What's helpful about such arguments is their reminder that classical Christian theism, as distinct from a deracinated, generic philosophical theism, goes some way toward showing how an answer to the problem of evil is possible. Such an answer, I argued in the paper linked above, would be defense rather than theodicy. It would not explain how God is justified in presiding over all the unmerited suffering we find in the world, but it would show that his doing so is logically compatible with his being both all-powerful and perfectly good. And if my argument in that paper is sound, then defense is all anybody—theist and non-theist—has a right to expect.

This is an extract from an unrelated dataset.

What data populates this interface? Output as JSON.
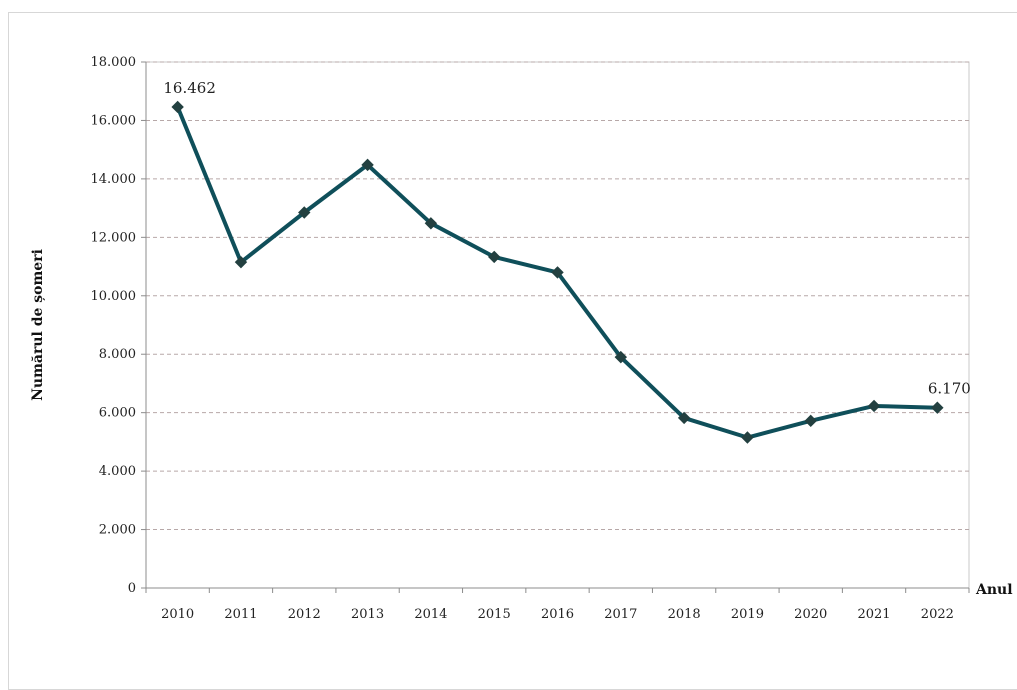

But how, exactly, do Chastek and Pruss help? They invoke the Christian-theist doctrines of original sin and an everlasting afterlife, respectively. I want to argue that, in conjunction with certain other doctrines, that of original sin entails that God could not have prevented our first parents' sin from depriving their descendants of grace without trashing the created order of things. Now Chastek thinks the inheritance of original sin is required by God's "justice." But if that's so, it's only remotely, insofar as God's justice requires that he not trash the created order of things. For the descendants of our first parents did not deserve to inherit such a deprivation: none of us, prior to conception, did a thing to deserve anything, bad or good. But the inheritance of the deprivation is balanced out by the offer to all of an unmerited share in the divine nature. That entails everlasting life. None of us, of course, deserve everlasting life either. If we are all (with the usual few exceptions understood) conceived without grace, we are all called by grace to unmerited glory. That balance is itself just, even though neither end of the scale by itself is fair. This life isn't about fairness. It's about mercy.

Of course none of that shows that God had to set things up in such a way. Nothing could show that. Some would even argue that God is immoral for setting things up that way. Odd as that may sound, it's an argument worth taking seriously. But for the reasons Chastek and Pruss give, it cannot be plausibly argued that such a setup shows that divine omnipotence and omnibenevolence are mutually incompatible on a Christian account of those attributes. That takes the logical sting out of the problem of evil. Raising the problem is a lament and a question; its mere existence is not a logical demonstration of any anti-Christian conclusion.